To generate these functional maps, the systematic investigation of transcription factor function and transcriptional regulation in Arabidopsis can be pursued with a variety of tools for functional genomic analyses, including reverse genetics methods, gene expression profiling experiments, and protein-protein interaction screens (reviewed in Riechmann and Ratcliffe, 2000). Whereas the availability of the Arabidopsis genome sequence allows us to compile lists of proteins that are involved in the regulation of transcription, and of putative promoter and cis-acting sequences, a global understanding of this process is still in its infancy. However, somewhere along the way of generating these functional maps, and once a sufficient amount of data has been collected, it should be possible to start decoding the “language” of transcriptional control, and to eventually be able, for instance, to build synthetic promoters directing gene expression in novel, designed spatial and temporal patterns (for an example of an initial attempt to design an artificial expression cassette in plants simply by statistical analysis of nucleotide sequences, see Sawant et al., 2001).

Conclusion

Genomics research, and functional genomics in particular, has often been hailed as the provider of a new paradigm in biology research; it has also been sometimes reviled by describing such type of research as consisting of little else than “fishing” experiments. Both opposing views are based on one common premise: the contrast between a frequently hypothesis-free genomics and the hypothesis-driven research that has been so much favored in molecular biology over the past decades. But genomics might not fit either one of these two disparate views. In many aspects, genomics bears many similarities with classic biology disciplines, such as genetics (in which the whole genome is blindly mutagenized at random to “fish” for interesting, novel phenotypes), and taxonomy and phylogeny (in which lists of elements are compiled and the relationships between them have to be established).
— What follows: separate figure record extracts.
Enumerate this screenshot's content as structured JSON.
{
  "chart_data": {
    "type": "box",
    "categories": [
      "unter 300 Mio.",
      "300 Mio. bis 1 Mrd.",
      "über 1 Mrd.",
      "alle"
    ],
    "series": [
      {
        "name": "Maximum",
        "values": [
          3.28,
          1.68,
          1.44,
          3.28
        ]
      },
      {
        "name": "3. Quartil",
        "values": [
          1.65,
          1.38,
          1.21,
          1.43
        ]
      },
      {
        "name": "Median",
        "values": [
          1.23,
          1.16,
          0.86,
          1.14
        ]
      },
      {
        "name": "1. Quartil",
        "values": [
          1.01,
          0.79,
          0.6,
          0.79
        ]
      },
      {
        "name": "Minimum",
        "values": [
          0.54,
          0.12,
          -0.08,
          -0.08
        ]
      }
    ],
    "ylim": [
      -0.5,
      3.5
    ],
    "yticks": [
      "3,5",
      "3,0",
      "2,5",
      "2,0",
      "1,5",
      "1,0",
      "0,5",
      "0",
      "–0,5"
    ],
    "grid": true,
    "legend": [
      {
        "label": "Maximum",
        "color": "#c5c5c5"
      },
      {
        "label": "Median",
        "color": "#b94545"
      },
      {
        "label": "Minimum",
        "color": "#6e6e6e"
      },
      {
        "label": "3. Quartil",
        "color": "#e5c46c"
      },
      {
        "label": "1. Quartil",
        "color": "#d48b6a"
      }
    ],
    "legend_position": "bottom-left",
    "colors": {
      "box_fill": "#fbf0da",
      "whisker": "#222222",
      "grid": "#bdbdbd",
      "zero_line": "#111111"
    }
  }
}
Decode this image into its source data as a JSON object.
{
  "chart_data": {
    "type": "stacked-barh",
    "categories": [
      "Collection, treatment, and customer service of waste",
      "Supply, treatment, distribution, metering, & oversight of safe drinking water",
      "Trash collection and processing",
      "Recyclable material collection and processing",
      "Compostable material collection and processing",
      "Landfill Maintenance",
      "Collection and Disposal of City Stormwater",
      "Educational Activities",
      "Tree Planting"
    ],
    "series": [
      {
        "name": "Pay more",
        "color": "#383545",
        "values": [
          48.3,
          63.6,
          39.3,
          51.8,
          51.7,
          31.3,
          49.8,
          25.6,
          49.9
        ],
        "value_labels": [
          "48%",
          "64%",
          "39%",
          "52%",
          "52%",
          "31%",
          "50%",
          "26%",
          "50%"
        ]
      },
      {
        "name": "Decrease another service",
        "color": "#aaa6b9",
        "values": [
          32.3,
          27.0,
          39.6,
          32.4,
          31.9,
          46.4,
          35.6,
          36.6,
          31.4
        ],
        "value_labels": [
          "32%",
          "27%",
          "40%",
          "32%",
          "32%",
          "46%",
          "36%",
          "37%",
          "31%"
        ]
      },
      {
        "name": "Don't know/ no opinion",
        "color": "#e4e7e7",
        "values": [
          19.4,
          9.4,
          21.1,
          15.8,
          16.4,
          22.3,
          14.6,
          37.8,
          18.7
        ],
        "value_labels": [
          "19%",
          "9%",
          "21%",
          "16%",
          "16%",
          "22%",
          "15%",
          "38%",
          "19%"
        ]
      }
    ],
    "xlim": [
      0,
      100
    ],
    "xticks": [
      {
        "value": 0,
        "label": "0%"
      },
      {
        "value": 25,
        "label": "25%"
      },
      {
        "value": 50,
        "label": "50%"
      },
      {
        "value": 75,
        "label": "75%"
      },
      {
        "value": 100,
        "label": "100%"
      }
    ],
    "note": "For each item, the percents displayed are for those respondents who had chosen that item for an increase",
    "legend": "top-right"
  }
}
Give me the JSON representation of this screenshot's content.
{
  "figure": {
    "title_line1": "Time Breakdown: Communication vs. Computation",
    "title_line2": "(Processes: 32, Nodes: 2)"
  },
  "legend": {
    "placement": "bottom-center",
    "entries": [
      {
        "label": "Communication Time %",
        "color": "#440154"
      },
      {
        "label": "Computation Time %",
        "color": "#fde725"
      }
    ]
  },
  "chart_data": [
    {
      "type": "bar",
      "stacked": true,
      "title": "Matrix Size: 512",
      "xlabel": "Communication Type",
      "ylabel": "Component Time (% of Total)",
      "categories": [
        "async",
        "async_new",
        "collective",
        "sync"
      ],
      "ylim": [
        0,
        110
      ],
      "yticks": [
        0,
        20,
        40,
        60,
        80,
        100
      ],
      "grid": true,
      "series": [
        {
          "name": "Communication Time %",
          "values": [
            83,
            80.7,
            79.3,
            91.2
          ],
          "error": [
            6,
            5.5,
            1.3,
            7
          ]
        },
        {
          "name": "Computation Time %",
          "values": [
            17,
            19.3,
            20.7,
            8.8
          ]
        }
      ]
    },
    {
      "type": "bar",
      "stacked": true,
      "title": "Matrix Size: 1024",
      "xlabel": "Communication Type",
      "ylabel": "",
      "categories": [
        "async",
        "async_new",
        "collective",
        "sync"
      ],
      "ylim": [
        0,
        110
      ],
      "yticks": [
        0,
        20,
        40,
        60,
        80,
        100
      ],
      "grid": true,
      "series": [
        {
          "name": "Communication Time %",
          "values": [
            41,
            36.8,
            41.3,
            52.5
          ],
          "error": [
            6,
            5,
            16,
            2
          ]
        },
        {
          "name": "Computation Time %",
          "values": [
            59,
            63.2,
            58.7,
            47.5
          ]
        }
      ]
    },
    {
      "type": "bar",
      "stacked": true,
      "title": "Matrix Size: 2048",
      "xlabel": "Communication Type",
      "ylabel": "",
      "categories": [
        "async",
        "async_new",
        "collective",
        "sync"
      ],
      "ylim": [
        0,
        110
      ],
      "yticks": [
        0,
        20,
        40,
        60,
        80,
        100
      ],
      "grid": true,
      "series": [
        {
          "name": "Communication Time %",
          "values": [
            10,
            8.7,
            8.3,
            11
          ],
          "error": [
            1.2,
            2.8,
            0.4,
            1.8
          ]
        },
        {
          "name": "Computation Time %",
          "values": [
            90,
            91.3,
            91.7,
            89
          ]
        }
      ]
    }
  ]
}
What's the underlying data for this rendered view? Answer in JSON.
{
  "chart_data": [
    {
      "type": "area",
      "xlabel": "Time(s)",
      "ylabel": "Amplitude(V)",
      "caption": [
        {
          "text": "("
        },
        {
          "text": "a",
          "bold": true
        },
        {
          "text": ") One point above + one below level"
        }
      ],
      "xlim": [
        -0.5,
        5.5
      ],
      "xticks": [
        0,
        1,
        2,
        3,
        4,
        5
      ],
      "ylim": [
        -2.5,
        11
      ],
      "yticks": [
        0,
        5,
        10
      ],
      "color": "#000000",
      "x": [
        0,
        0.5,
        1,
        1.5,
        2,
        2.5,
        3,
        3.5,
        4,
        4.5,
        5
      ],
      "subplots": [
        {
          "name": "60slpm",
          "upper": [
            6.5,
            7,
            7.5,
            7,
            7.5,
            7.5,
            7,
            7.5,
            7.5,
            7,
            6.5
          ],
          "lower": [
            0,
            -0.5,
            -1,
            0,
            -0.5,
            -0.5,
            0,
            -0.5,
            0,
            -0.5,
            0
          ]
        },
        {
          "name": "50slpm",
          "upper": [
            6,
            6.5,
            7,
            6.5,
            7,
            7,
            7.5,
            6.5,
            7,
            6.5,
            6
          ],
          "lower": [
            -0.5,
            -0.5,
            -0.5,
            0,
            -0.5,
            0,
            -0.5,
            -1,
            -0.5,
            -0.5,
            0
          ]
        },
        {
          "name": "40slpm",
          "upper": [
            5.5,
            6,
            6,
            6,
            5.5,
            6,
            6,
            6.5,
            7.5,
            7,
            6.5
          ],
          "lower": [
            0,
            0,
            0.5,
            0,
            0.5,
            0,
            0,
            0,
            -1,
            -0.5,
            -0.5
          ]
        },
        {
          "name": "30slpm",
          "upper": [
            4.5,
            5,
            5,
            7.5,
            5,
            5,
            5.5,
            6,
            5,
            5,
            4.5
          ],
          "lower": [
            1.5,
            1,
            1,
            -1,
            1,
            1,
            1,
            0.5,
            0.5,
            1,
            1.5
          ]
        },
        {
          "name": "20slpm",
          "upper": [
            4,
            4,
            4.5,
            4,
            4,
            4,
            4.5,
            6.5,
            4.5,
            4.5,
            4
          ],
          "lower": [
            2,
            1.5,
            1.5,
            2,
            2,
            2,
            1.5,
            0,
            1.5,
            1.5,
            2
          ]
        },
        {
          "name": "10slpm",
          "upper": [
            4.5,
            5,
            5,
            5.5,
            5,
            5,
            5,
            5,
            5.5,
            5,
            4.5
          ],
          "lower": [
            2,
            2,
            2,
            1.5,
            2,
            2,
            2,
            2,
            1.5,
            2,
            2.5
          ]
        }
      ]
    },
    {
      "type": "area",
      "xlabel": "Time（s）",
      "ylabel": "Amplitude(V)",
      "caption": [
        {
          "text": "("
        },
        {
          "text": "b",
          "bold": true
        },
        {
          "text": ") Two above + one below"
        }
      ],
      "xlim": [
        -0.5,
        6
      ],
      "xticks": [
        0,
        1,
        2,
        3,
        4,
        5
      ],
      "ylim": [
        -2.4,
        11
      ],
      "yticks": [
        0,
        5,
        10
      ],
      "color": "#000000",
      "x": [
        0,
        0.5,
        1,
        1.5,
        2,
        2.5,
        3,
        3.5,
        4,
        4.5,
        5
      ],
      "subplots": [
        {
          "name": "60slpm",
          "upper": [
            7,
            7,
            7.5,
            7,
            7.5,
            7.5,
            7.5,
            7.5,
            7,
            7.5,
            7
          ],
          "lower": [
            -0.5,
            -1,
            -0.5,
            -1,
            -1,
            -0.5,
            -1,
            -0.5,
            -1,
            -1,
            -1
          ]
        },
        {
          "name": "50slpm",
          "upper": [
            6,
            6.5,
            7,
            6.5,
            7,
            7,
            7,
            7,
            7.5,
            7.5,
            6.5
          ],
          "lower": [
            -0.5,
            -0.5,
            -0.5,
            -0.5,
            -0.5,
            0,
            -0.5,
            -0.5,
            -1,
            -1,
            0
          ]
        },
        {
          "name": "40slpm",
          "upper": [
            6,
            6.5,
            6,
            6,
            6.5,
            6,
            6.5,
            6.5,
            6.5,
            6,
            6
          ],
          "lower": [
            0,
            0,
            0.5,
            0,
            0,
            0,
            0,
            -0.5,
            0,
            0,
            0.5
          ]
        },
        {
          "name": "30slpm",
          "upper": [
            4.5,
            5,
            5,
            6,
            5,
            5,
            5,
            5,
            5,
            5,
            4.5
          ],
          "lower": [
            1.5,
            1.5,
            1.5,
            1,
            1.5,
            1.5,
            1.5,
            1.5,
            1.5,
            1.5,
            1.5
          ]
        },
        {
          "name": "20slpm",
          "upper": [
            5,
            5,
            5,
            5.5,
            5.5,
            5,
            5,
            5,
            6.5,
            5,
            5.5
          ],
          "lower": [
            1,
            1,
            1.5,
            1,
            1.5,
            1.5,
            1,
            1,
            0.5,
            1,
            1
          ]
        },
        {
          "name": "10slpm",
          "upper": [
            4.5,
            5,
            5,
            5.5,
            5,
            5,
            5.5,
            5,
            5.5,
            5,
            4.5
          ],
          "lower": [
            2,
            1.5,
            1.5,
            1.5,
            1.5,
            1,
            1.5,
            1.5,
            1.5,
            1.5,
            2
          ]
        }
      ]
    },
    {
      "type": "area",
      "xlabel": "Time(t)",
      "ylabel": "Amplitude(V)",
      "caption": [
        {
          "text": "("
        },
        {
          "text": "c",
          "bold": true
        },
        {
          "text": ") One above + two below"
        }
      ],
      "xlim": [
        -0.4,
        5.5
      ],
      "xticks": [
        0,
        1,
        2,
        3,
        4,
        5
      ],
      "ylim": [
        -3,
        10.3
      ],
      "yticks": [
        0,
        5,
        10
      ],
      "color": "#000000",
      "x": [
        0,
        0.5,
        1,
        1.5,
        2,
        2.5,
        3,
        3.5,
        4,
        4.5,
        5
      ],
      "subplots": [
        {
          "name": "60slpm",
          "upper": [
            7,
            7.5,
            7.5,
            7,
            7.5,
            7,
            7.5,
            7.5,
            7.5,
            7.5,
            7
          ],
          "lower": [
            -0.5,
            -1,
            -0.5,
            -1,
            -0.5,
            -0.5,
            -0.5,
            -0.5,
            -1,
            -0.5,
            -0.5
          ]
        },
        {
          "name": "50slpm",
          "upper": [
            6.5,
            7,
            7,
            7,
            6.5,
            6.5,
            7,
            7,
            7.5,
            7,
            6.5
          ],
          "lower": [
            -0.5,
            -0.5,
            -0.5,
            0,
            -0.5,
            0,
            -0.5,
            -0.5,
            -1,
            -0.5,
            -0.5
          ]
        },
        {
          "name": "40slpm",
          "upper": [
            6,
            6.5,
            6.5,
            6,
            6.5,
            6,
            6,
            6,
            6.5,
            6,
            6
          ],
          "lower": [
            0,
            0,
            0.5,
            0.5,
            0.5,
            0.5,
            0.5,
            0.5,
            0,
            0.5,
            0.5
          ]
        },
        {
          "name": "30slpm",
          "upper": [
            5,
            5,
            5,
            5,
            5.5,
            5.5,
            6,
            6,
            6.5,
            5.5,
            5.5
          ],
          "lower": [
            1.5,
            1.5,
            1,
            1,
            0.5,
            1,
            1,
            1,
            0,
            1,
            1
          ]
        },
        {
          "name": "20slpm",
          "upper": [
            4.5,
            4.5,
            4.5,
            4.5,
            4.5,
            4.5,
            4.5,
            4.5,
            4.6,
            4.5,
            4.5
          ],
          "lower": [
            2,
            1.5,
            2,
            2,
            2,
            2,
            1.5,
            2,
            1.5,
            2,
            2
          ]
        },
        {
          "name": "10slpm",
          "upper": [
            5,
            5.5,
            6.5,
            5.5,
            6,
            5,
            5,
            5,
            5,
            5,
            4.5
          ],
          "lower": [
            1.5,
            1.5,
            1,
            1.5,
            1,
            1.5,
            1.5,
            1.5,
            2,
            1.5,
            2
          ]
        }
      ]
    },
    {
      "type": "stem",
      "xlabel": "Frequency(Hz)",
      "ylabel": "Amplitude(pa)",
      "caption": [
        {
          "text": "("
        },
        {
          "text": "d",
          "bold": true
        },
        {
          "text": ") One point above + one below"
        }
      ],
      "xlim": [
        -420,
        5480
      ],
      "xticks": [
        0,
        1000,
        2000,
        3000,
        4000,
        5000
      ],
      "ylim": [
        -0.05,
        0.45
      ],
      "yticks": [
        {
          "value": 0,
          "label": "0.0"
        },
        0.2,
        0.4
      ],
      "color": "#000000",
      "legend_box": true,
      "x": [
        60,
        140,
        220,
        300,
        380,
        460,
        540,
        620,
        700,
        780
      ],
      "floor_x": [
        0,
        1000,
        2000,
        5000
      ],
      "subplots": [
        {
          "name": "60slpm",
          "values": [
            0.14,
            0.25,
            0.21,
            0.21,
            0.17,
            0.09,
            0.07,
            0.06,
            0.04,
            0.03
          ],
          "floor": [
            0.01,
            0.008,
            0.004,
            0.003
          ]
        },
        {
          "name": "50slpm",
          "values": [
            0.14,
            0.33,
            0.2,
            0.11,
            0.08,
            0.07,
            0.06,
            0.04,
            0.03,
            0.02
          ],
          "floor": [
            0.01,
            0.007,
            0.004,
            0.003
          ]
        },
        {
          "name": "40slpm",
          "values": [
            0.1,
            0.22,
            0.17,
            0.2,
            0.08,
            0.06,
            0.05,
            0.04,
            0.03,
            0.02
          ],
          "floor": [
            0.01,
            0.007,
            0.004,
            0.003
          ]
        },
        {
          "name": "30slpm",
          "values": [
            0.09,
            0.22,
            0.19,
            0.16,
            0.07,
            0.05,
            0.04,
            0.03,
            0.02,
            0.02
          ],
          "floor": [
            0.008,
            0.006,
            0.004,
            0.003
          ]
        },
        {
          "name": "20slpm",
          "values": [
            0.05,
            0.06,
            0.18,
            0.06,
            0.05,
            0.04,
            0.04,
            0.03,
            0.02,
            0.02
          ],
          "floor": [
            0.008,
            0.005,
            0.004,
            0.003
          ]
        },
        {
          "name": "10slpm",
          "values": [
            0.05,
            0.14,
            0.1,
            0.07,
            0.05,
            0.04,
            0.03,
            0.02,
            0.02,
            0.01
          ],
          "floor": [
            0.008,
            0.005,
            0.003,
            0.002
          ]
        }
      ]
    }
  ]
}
It is in many instances the methodic collection of unanticipated data what allows the formulation of new hypothesis. However, if not radically different in concepts, genomics certainly changes the scales of biology research, and provides new dimensions to it. The relative simplicity of the Arabidopsis thaliana genome, together with the availability of many modern genetic and genomic research tools in that species, indicates that Arabidopsis is a premier organism to elucidate the complex logic of transcription at a genome-wide level in multicellular eukaryotes.